My name is Reeta (name changed) and I am from West Bengal. I migrated to Faridabad a few years ago in search of work. I took up a job as a domestic worker in a high rise apartment across the road from where I live. I was also looking for other opportunities in the same building to add to my meagre income.
Other domestic workers had told me that I could approach the security guard in the building to look for a job, so I did just that. The security guard told me there was a house in the building that had a vacancy. When I went to the house to ask about the job, a single man of about 35 years opened the door.

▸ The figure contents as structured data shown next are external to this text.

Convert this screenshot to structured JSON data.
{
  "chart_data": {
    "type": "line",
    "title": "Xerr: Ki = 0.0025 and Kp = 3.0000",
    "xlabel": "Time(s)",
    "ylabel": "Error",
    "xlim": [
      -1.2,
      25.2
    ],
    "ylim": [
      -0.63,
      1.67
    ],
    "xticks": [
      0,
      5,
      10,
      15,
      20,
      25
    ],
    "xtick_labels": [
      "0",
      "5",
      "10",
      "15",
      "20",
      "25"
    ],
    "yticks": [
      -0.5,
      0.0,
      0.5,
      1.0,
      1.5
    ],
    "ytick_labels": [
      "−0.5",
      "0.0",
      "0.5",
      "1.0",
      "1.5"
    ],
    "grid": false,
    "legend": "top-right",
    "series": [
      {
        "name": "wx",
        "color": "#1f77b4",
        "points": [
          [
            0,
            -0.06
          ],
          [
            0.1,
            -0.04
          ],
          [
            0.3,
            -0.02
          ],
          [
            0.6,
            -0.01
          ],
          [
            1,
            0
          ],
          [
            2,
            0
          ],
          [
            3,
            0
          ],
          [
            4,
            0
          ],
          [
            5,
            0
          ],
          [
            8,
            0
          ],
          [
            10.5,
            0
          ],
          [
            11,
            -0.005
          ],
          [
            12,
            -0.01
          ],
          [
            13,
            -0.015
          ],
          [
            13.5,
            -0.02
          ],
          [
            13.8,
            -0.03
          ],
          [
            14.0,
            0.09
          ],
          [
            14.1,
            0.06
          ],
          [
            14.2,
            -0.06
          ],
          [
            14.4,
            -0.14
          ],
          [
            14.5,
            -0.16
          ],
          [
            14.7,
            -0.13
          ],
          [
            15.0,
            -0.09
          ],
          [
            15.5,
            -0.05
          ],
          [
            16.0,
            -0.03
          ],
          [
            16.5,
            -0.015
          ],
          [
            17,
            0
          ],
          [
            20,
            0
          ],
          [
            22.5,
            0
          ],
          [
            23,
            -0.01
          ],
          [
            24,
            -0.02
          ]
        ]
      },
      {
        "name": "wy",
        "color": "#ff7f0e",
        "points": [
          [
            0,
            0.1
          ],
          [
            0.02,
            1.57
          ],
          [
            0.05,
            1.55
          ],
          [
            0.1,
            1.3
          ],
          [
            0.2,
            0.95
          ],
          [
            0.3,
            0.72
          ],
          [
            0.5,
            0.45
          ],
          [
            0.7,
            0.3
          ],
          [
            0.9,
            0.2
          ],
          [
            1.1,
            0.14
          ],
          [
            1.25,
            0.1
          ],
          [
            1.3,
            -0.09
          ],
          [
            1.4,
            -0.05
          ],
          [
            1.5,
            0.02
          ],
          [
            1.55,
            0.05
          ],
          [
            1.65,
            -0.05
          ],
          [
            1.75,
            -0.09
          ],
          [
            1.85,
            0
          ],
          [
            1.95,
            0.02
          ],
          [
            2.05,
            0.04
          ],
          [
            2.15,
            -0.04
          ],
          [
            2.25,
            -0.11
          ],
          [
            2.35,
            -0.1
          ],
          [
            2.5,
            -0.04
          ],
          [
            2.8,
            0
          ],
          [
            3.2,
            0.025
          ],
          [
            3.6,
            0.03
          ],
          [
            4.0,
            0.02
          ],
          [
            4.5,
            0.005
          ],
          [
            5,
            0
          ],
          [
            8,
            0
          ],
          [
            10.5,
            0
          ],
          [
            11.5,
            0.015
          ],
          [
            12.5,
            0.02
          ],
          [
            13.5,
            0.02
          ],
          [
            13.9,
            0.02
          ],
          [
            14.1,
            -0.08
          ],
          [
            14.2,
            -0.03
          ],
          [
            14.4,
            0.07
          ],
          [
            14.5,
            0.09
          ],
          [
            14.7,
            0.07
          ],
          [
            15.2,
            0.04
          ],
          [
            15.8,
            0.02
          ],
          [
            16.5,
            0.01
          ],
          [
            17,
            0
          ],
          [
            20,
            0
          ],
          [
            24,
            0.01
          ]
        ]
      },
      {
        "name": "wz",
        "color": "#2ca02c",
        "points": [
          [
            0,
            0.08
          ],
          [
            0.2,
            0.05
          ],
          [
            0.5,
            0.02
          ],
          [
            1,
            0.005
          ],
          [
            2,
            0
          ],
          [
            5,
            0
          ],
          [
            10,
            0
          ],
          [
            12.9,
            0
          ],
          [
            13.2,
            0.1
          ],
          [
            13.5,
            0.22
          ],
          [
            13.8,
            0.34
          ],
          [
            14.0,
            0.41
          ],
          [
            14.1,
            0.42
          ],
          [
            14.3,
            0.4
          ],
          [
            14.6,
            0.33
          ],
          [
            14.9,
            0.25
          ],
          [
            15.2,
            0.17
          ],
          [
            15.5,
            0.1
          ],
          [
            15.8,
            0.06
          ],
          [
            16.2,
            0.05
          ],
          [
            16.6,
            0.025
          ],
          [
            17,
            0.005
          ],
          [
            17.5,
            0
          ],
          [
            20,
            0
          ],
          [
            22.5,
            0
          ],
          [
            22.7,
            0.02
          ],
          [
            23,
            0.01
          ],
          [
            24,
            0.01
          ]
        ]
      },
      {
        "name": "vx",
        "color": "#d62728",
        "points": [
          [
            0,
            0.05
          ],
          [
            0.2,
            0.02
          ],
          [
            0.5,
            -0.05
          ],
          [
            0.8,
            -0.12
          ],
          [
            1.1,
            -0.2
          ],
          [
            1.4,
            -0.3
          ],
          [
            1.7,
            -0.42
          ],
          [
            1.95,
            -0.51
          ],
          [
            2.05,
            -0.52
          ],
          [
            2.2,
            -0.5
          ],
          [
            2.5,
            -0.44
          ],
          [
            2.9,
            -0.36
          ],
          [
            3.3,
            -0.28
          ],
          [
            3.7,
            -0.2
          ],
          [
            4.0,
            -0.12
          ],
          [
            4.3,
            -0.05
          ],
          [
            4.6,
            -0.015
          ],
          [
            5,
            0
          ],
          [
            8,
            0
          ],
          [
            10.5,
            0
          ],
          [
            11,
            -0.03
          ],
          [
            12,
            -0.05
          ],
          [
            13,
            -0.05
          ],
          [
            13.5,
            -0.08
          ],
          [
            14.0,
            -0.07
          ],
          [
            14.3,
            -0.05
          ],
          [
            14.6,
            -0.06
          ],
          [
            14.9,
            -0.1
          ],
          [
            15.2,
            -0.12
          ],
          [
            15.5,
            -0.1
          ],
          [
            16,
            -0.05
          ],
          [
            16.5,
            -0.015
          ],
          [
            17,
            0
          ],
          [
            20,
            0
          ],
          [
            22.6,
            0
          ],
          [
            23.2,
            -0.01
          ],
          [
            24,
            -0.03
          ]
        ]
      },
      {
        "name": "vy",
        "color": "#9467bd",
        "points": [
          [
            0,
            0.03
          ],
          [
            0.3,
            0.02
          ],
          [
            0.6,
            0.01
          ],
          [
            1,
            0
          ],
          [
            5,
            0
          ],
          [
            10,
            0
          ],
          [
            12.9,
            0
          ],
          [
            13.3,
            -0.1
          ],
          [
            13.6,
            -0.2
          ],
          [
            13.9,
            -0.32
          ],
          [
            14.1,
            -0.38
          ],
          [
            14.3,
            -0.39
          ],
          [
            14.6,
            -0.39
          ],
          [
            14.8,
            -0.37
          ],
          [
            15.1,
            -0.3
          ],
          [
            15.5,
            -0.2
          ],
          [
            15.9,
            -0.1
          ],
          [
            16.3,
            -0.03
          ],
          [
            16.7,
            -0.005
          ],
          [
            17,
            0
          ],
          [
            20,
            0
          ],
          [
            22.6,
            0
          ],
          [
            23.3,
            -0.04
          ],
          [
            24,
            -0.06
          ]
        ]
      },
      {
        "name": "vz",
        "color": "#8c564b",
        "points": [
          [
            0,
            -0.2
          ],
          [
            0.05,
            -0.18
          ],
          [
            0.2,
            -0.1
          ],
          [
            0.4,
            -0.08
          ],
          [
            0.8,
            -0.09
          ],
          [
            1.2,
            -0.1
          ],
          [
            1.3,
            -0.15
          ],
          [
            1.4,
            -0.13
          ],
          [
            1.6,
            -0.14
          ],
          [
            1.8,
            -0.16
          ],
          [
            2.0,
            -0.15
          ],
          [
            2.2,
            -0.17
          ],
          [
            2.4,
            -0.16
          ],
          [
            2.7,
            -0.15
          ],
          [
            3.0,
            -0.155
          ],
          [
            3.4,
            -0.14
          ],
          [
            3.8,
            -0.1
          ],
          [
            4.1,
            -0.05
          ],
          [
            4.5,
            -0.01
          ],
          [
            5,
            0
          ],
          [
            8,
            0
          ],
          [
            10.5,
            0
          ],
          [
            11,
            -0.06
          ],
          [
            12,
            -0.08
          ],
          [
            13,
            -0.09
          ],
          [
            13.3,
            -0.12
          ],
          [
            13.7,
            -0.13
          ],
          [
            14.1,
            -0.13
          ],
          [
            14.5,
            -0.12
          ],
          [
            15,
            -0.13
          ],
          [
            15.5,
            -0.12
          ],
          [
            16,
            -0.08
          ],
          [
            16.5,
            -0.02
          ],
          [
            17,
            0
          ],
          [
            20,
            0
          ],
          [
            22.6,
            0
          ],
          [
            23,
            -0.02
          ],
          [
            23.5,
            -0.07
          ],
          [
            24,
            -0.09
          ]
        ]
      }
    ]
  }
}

He asked me if I knew how to do housework, and I replied that I could do cleaning. I took a look at the house, and told him the salary I was expecting. What he said to me made me very uncomfortable. He said, “Don’t worry about the money.” Before I realised what he was implying, he showed me his phone, which had an inappropriate (sexually explicit) picture on it.
I immediately left and refused to work in that house. When I told my husband, who was working as a guard in the same building, we decided to go and confront the man. Instead of getting scared, he threatened us with police action and said he would get our entry into the building banned.
Reeta is among millions of women domestic workers in India who are forced to keep silent about their experiences of sexual harassment in the workplace. Migrant status, desperation to earn and lack of strong legal mechanisms to prevent and redress such instances in their workplace make it harder for them to open up about their experiences.
With #MainBhi, Sita has joined hands with the Martha Farrell Foundation, supported by the United Nations Trust Fund to End Violence against Women, to strengthen institutional mechanisms and response to their experiences of sexual harassment in the workplace.